ここから未来の課題として挙げられるのは、まず気候変動対策です。洪水や干ばつなどへの耐性を高めるための農業インフラ整備と、環境に優しい畜産手法の導入が重要です。また、小規模生産者への支援を拡大するだけでなく、デジタル技術を活用した畜産管理システムの導入もポイントです。他の例では、オーストラリアやアメリカが地域ごとの災害リスクに基づいた牛の飼育ガイドラインを策定していることは参考になるでしょう。

さらに、畜産業の国際市場への競争力を高めるため、牛肉および乳製品の価値を高めるブランディング戦略を構築することが求められます。特に、オーガニック製品など付加価値の高い生産への転換が現実的な解決策として挙げられます。ヨーロッパやアメリカの市場においてオーガニック牛肉の需要が高まっていることを考えると、これに向けた転換は有望といえるでしょう。

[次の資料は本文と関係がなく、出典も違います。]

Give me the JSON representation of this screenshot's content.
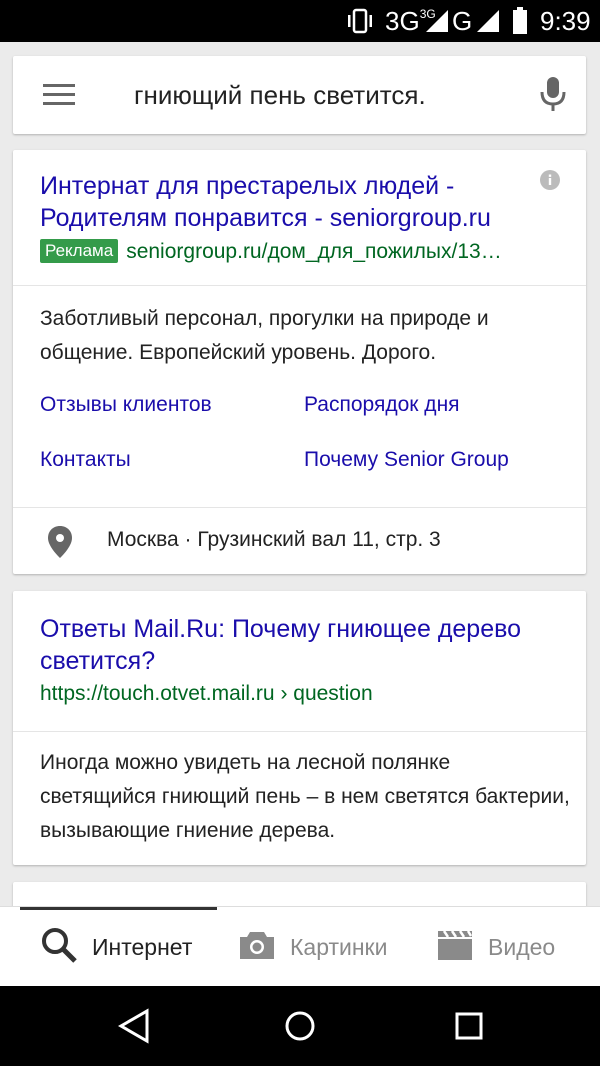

結論として、ガイアナの牛飼養数減少傾向は、気候変動、都市化、経済的要因、パンデミックなど複数の要因が絡み合った結果と考えられます。将来に向けては、これらの要因に包括的に取り組むための持続可能な農業政策の強化が必要です。また、国際協力を通じたノウハウの導入や技術支援も長期的な復興を促進するために欠かせません。国際連合や他国との連携を深めることで、現状改善の道筋を描くことができると期待されます。